Over recent years, people’s approach to work has changed. The desire to work a 9 to 5 job has decreased, making room for a more entrepreneurial approach. Many are not satisfied with working for someone else and want to set up their own businesses. And they want to do it smartly. So in order to do so, they need to start with an appropriate entrepreneurship strategy. Ideas are great, but in order to make them happen they must be backed by a solid plan – in this case, a business plan that includes the mission of a company, ways of funding, a business model and many more.
Increasing financial literacy
There is a visible trend – not only among entrepreneurs, of increasing financial literacy. People want to know more and learn more about the ways one can manage money – how to wisely invest, how to make secure from inflation, and how to be able to diversify their source of income, so they won’t be dependent on the one job they have. People are hungry for knowledge. Achieving financial literacy can help avoid making poor life decisions and shield future generations. Especially in an era where with a click of a button, there are unlimited resources waiting for them. That is also one of the reasons why more and more people are thinking about opening up their own businesses – to diversify their source or streams of income.
How to fund your own business?
So how to start? After making a business plan and specifying the goals and the business vision, it’s time to think about the resources, or more precisely – how to fund your own business. There are many ways of doing that. Still, the most common one is to fund the company through a loan. It requires some paperwork and a good credit score, but this type of funding is mostly secure. And it does not require exchanging a part of a business for money – the owner does not get rid of his or her rights. The upside? The interest and potential inability to obtain it.
Crowdfunding and family loans
Another traditional way of gathering the funds, but way less complicated, is a family loan, which is simply borrowing money from one’s family members – with or without interest. It’s an easy and accessible way of funding the business, especially if one does not have a great credit score. Another social way of funding is to use crowdfunding. When people are especially invested in some type of project or a case, they are willing to contribute to its development. They pool together small amounts of money – either in the form of a loan or in exchange for parts of the company, and sometimes even without getting anything in exchange. The idea is, instead of borrowing 100% from one bank, a business owner can borrow only 1% from 100 interested individuals.

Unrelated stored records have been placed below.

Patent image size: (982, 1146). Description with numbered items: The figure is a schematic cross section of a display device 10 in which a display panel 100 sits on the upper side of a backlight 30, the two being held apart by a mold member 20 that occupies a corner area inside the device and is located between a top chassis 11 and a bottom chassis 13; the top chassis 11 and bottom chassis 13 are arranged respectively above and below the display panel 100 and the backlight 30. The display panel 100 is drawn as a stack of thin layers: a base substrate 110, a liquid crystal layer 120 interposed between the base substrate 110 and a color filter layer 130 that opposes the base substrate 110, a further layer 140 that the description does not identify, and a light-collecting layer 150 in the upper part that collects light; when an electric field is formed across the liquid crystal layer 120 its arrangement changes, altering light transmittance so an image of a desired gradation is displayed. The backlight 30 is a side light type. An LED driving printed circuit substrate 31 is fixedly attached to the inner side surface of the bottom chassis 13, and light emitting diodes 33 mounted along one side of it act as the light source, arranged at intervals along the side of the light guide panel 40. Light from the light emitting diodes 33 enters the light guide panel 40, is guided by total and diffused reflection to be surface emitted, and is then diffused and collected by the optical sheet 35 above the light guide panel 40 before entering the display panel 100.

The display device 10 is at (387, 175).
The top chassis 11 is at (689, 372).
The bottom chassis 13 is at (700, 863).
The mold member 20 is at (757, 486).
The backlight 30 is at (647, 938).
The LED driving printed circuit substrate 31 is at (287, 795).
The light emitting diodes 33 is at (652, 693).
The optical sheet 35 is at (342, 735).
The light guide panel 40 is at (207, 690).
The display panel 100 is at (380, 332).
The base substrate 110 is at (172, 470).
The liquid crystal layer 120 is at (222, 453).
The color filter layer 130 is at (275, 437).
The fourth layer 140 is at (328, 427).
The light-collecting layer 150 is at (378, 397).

Business Angels and Venture Capital
If a business owner is considering more advanced options of funding, these two come in handy. Business Angels are professionals who in exchange for shares are helping the owner develop the business – they not only can fund it but also help with implementing a business plan or choosing the right business model. Because of their experience and connections, the business can quickly evolve and make a profit. The other way of funding is through Venture Capital. Again, it’s a form of investing in new companies that in the eyes of investors have potential. What’s good about these two types of funding is that besides the money, the owner gets the know-how and much-needed feedback – but the price is giving up a small fraction of a company each time.